The MDH hack highlights how data problems are not just a federal-level aggregation and operationalization problem. Another state-level data issue of note had nothing to do with malicious cyber actors but was instead the result of poor software design. In January 2021, public health officials in California noted that the state’s vaccine numbers were lagging despite a successful vaccine rollout and positive feedback from health workers in the field. But according to the data, “California was slower than other states in administering the still-meager supplies of vaccines being shipped by the federal government.” The problem was not one of vaccine hesitancy or vaccine logistics. Instead, “on one of the computer programs the state was using to feed records into a central database, the ‘submit’ button was buried at the bottom of the screen and easy to miss.” Within days of finding the oversight and telling health workers to click “submit,” California’s vaccination numbers turned around.

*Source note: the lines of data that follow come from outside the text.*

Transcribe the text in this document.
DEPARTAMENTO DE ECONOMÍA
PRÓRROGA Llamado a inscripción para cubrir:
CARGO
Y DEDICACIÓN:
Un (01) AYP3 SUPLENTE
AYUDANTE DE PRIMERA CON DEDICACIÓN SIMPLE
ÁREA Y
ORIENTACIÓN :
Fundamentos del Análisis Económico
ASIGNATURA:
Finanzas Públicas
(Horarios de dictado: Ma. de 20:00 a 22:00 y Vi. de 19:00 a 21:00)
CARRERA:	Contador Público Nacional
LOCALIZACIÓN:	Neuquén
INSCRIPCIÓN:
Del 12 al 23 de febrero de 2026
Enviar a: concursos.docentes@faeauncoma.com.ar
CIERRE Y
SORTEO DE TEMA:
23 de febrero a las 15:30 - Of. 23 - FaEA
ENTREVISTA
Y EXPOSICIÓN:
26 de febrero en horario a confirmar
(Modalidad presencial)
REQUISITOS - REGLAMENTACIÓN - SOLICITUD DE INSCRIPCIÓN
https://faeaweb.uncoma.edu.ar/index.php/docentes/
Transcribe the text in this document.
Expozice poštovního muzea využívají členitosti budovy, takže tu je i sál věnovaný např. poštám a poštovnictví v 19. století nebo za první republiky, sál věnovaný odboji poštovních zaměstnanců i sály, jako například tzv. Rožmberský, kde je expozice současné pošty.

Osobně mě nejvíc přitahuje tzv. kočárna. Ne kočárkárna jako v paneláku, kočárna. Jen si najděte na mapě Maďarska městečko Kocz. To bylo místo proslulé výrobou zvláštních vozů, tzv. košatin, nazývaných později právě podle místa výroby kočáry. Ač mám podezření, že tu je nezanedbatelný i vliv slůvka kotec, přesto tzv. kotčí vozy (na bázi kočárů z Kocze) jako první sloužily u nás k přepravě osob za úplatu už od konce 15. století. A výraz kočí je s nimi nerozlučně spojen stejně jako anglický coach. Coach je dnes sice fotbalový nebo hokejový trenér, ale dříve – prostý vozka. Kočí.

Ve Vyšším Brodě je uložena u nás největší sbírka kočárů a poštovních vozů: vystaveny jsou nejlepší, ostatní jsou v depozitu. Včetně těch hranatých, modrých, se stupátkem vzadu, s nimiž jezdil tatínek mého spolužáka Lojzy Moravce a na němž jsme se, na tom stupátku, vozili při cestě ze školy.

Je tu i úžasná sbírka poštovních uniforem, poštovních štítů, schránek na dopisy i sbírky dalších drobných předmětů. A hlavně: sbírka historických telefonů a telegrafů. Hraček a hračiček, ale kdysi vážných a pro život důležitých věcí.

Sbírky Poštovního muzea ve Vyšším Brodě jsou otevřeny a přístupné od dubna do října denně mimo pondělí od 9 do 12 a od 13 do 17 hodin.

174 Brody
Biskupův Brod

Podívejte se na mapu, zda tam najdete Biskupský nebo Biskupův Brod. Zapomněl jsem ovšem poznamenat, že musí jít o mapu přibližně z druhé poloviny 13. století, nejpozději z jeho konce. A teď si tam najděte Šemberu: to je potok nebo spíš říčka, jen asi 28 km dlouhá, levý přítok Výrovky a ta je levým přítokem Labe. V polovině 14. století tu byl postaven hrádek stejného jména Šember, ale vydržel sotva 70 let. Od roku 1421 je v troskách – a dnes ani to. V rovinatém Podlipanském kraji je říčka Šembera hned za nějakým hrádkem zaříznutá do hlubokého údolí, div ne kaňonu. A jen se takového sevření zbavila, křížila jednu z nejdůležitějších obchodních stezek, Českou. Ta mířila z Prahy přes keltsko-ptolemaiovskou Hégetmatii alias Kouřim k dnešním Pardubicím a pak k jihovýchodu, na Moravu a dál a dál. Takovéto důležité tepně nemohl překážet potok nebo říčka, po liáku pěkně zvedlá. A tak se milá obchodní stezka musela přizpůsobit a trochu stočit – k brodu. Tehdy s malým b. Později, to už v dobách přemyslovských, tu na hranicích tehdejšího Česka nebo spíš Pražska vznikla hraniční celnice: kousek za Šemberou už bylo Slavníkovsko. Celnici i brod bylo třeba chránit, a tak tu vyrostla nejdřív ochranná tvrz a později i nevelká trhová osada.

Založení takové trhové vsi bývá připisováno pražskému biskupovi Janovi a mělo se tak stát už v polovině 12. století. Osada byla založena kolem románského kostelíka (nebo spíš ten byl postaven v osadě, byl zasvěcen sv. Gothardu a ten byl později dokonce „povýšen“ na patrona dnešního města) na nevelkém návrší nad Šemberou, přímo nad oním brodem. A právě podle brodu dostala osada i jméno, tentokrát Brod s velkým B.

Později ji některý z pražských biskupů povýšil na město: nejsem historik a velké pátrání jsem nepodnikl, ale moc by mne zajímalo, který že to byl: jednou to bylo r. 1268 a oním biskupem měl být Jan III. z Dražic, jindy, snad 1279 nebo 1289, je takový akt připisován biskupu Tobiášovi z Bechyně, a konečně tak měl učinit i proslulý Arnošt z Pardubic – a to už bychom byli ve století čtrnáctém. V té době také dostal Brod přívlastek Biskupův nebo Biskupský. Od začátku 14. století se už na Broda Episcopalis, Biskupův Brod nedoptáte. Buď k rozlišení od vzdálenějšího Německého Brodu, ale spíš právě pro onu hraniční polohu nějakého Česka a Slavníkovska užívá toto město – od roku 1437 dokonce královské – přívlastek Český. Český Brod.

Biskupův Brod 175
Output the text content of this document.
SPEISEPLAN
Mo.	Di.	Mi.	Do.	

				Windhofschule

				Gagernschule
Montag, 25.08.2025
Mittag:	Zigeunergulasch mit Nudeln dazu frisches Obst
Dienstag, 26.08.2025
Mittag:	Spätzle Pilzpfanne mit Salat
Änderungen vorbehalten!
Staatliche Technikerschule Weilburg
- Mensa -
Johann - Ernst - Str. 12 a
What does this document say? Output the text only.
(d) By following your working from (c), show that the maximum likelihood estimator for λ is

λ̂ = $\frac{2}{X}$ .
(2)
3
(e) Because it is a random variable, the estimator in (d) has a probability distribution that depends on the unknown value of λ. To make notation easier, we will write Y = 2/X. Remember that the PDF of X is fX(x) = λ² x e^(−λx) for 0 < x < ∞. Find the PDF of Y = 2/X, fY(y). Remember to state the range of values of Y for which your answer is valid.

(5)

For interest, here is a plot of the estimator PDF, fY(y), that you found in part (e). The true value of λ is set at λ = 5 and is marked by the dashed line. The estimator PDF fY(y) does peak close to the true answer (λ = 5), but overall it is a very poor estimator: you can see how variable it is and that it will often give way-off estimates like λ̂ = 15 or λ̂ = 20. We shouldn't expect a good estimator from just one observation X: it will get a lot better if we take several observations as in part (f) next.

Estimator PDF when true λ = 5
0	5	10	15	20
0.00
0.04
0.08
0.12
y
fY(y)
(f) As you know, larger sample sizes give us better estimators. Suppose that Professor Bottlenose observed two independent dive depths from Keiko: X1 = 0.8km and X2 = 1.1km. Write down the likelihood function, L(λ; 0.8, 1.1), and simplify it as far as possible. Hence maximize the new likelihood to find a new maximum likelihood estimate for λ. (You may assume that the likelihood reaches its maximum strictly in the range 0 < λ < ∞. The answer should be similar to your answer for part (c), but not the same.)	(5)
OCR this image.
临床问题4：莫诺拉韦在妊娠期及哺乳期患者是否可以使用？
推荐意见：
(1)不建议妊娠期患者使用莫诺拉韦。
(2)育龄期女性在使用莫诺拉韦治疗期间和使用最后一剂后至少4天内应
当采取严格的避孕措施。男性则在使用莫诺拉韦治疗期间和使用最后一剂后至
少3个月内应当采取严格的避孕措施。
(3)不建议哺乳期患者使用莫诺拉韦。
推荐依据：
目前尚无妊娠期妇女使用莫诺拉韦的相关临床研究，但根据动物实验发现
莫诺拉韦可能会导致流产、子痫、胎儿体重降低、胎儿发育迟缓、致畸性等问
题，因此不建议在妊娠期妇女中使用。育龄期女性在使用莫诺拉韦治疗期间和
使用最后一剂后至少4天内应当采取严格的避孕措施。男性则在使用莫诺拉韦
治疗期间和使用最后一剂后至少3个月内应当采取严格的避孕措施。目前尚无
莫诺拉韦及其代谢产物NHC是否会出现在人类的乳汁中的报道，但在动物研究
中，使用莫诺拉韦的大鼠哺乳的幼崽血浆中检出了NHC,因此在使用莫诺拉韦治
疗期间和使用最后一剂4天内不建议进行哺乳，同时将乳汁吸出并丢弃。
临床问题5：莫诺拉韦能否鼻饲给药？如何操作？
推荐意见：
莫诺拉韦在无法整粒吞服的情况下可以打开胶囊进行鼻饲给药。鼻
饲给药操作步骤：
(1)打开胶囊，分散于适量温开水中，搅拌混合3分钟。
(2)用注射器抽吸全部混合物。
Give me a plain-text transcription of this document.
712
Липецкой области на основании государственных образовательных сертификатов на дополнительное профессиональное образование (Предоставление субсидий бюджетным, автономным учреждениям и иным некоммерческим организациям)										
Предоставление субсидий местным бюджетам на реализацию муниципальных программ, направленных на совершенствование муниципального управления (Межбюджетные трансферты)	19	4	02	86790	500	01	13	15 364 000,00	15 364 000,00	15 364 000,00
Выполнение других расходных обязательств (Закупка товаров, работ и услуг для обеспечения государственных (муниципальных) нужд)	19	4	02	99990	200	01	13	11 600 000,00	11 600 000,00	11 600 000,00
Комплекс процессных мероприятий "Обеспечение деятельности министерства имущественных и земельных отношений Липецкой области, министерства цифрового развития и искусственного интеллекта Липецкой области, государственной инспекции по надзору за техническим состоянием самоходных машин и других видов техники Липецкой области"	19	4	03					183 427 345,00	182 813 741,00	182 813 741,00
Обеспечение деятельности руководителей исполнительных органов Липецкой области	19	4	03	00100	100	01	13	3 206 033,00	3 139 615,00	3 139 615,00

Recently, Robert Redfield, CDC director during the Trump administration, spoke out about the data problems at the federal agency, namely how long it takes for the agency to receive data from the states (70 jurisdictions feed data to the CDC), curate it (validate, double check and triple check the primary data sources relied on for the data—a process that takes weeks and months), and confirm accuracy. The delay in getting data into a usable format for public health only compounds the problems encountered after a downstream supply node—like MDH—is disrupted. But, within the context of great power competition, the MDH hack shows how fragile data supply chains can be and signals how easy it is to disrupt even the most critical data flows by stopping the upstream flow of data that provides the insights and statistics on which the nations’ decision-makers rely. Ultimately, adversaries can easily disrupt critical information flows to confuse, manipulate, and influence public, private, and personal readiness. If key leaders are unable to accurately assess conditions in a crisis, resources may be prioritized incorrectly, response efforts vectored to the wrong regions, recovery funding and assistance sent erroneously—in short, the list of potential impacts to national readiness and resilience is endless.
The views expressed are those of the author and do not reflect the official position of the United States Military Academy, Department of the Army, Department of Defense, U.S. government or any organization with which the author is affiliated.